Member of the Ohio House of Representatives
- In office January 2, 2023 – January 5, 2025
- Preceded by: Phil Robinson
- Succeeded by: Christine Cockley
- Constituency: 6th district
- In office January 2, 2017 – December 31, 2022
- Preceded by: Michael Curtin
- Succeeded by: Tom Patton
- Constituency: 17th district

Personal details
- Born: Adam Clay Miller January 27, 1965 (age 61) Columbus, Ohio, U.S.
- Party: Democratic
- Education: Ohio State University (BA); Capital University (JD); Army War College (MS);

Military service
- Branch/service: United States Army Army Reserve; ;
- Rank: Colonel
- Unit: Army Judge Advocate General's Corps
- Battles/wars: War in Afghanistan

= Adam Miller (politician) =

American politician (born 1965)

Adam Clay Miller (born January 27, 1965) is an American attorney and politician who served as a member of the Ohio House of Representatives from the 6th district from 2023 to 2025, previously representing the 17th district from 2017 to 2022. He is a Democrat. The district consists of portions of Columbus including Hilltop, and the Southside as well as Valleyview in Franklin County.

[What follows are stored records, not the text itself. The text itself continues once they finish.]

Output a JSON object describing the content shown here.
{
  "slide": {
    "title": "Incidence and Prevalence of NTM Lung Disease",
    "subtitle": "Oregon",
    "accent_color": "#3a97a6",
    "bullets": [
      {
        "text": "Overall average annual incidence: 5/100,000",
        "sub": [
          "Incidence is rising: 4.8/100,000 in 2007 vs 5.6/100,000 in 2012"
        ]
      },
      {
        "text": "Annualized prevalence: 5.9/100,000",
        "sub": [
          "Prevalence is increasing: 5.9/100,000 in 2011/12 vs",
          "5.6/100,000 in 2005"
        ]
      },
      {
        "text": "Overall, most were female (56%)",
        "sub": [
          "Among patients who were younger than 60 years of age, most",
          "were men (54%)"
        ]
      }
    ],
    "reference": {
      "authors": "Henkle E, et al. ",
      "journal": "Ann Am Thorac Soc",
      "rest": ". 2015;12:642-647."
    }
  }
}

==Early life and education==
Miller was born in Columbus, Ohio and is the fourth-generation resident of the Hilltop neighborhood. He earned a Bachelor of Arts degree in English literature from Ohio State University, a Juris Doctor from the Capital University Law School, and a Master of Science in strategic studies from the United States Army War College.

== Career ==
Outside of politics, Miller works as a director with Kegler, Brown, Hill + Ritter. In 1998, Miller ran unsuccessfully for the United States House of Representatives against Deborah Pryce. He lost again in 2004, this time for a seat on the Ohio State Board of Education.

A colonel in the United States Army Reserve, Miller is a Judge Advocate General's Corps officer. He did a tour of Afghanistan in 2004 and another in 2020. Formerly, Miller served on the Grandview Heights City School Board.

===Ohio House of Representatives===
In 2016, Representative Michael Curtin decided not to seek a third term. Opting to seek the Democratic nomination, Miller defeated Matt Jolson 58% to 42%. This was despite Miller not being endorsed by the Franklin County Democratic Party.

In a safely Democratic seat, Miller won the general election against Republican John Rush by only a 54% to 46% margin, much closer than anticipated. Miller is only the second person to hold this seat, after Curtin, since it was established in 2013.

== Personal life ==
He is married with two children and resides in Marble Cliff.